Question

For each pairing below, select the molecule that will have the lower standard free energy of formation.

a) H_2O(g) and H_2O(l)
b) CO_2(g) and CO_2(aq)
c) NaCl(s) and NaCl(aq)
d) HCl(g) and HCl(aq)

Answer 1

H2O(l), CO2(g), NaCl(s), and HCl(g) will have lower standard free energy of formation.

Step-by-step explanation:

The molecule with the lower standard free energy of formation can be determined by comparing the phases of the substances involved. In general, substances in their standard states have a lower standard free energy of formation.
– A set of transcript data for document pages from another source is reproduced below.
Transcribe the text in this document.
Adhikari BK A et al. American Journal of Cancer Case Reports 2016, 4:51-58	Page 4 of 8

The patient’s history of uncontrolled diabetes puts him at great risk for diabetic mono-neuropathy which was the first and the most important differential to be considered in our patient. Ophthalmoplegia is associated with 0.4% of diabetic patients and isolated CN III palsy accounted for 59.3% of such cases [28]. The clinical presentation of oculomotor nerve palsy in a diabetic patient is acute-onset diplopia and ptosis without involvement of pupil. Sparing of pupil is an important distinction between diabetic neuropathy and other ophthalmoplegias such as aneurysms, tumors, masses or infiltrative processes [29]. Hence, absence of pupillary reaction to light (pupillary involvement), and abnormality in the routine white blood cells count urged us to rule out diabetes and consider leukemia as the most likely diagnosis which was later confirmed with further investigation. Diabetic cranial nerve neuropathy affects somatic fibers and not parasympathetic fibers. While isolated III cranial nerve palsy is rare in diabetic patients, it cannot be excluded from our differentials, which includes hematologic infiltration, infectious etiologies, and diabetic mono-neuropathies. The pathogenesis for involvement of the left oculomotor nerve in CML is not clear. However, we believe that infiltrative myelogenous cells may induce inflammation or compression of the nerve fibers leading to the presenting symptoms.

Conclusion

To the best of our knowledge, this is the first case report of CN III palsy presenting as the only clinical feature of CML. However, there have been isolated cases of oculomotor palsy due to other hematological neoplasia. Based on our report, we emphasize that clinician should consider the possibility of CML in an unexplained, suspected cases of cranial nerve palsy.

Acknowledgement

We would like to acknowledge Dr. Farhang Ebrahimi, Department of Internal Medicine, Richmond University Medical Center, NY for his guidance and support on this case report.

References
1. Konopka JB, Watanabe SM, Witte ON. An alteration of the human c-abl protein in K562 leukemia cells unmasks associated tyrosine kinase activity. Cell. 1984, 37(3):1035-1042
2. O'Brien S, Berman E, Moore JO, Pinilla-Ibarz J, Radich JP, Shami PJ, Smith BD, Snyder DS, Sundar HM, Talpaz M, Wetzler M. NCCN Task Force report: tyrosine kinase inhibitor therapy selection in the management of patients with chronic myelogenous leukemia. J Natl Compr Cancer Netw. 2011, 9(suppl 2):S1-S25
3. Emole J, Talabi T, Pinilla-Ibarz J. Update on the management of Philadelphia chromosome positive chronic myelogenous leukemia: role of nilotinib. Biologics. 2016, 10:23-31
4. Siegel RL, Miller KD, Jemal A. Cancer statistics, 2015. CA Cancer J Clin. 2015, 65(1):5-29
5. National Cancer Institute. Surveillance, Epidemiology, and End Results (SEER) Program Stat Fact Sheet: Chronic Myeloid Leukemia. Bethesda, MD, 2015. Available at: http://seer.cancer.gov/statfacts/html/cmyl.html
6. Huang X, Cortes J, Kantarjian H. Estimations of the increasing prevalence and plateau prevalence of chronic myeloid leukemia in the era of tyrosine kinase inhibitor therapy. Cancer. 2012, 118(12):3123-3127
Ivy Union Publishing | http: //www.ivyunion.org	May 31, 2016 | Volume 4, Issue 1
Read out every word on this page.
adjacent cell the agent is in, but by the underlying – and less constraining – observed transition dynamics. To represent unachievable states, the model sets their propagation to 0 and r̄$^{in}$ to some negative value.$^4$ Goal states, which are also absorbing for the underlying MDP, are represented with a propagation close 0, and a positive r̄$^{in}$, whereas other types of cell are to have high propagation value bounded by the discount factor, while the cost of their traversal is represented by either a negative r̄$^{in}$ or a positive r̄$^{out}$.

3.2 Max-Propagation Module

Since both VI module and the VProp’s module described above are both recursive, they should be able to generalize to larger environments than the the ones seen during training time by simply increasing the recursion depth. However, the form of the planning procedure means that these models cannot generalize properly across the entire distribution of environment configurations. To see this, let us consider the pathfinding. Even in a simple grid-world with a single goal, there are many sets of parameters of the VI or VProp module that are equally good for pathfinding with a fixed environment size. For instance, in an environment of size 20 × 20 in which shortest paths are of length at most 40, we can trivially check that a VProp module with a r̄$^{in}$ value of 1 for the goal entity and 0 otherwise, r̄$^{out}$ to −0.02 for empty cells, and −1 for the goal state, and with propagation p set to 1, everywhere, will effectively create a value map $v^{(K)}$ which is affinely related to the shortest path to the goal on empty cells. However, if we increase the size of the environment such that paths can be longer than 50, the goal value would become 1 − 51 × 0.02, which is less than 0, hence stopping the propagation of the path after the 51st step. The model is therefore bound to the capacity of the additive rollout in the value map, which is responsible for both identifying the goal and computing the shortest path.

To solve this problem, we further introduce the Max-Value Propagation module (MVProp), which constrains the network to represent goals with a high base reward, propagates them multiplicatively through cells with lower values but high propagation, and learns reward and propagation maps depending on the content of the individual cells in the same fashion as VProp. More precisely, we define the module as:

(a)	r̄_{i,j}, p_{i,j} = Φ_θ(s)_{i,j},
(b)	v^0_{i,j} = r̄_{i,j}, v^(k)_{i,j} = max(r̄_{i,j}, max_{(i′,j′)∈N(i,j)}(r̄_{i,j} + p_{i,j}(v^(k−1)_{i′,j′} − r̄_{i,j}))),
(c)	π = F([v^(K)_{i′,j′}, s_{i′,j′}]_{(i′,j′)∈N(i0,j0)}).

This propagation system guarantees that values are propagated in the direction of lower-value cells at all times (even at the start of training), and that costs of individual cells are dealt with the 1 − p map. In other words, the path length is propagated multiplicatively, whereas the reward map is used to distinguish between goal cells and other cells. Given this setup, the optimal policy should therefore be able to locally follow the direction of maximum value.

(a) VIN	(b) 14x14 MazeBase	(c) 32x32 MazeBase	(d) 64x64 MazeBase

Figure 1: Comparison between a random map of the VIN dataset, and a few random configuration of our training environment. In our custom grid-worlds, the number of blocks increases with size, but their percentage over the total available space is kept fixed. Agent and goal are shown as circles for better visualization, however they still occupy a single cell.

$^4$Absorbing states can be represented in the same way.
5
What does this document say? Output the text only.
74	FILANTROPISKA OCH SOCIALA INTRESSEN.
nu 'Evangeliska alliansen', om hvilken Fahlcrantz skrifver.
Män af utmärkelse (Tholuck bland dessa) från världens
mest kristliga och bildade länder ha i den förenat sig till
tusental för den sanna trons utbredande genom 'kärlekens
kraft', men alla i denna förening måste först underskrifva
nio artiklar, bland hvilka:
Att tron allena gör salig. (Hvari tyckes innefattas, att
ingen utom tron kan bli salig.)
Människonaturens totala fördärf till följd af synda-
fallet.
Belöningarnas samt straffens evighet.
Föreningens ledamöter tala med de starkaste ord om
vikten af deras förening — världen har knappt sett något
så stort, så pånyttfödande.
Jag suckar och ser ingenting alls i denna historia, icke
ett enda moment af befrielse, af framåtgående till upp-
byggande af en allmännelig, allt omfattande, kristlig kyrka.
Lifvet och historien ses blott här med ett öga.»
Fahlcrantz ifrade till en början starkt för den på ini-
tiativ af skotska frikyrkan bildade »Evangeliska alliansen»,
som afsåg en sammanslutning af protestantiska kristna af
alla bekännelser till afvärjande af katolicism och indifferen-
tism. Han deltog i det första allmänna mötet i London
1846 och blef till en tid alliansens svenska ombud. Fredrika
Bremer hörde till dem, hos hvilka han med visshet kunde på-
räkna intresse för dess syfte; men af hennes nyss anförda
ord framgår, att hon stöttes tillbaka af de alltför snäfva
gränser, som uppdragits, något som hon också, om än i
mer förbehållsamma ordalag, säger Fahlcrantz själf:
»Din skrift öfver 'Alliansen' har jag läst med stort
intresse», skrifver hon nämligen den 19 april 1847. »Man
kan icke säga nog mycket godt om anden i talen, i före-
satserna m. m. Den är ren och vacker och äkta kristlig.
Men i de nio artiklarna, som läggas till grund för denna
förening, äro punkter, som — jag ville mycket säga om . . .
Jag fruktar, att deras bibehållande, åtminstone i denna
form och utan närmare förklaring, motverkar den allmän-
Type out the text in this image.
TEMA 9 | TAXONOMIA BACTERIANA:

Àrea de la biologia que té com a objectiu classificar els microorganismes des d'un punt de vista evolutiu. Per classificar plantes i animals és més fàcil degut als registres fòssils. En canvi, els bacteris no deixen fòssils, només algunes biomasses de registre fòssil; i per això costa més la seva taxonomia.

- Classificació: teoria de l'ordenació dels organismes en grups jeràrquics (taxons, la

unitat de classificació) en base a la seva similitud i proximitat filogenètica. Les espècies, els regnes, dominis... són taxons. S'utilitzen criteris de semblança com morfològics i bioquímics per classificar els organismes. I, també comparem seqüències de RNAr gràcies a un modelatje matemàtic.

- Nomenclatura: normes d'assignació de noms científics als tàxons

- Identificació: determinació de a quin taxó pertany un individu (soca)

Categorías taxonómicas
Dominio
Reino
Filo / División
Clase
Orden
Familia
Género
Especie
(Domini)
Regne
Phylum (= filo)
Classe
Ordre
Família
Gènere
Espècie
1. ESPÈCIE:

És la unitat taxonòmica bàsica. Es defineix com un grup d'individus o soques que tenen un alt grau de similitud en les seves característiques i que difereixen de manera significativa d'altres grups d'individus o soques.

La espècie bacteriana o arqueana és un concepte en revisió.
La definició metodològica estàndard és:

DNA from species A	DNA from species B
Let's analyze each pairing:

a) H2O(g) and H2O(l): The standard state for water is a liquid at room temperature and pressure, so H2O(l) would have a lower standard free energy of formation than H2O(g).

b) CO2(g) and CO2(aq): The standard state for carbon dioxide is a gas, so CO2(g) would have a lower standard free energy of formation than CO2(aq).

c) NaCl(s) and NaCl(aq): The standard state for sodium chloride is a solid, so NaCl(s) would have a lower standard free energy of formation than NaCl(aq).

d) HCl(g) and HCl(aq): The standard state for hydrochloric acid is a gas, so HCl(g) would have a lower standard free energy of formation than HCl(aq).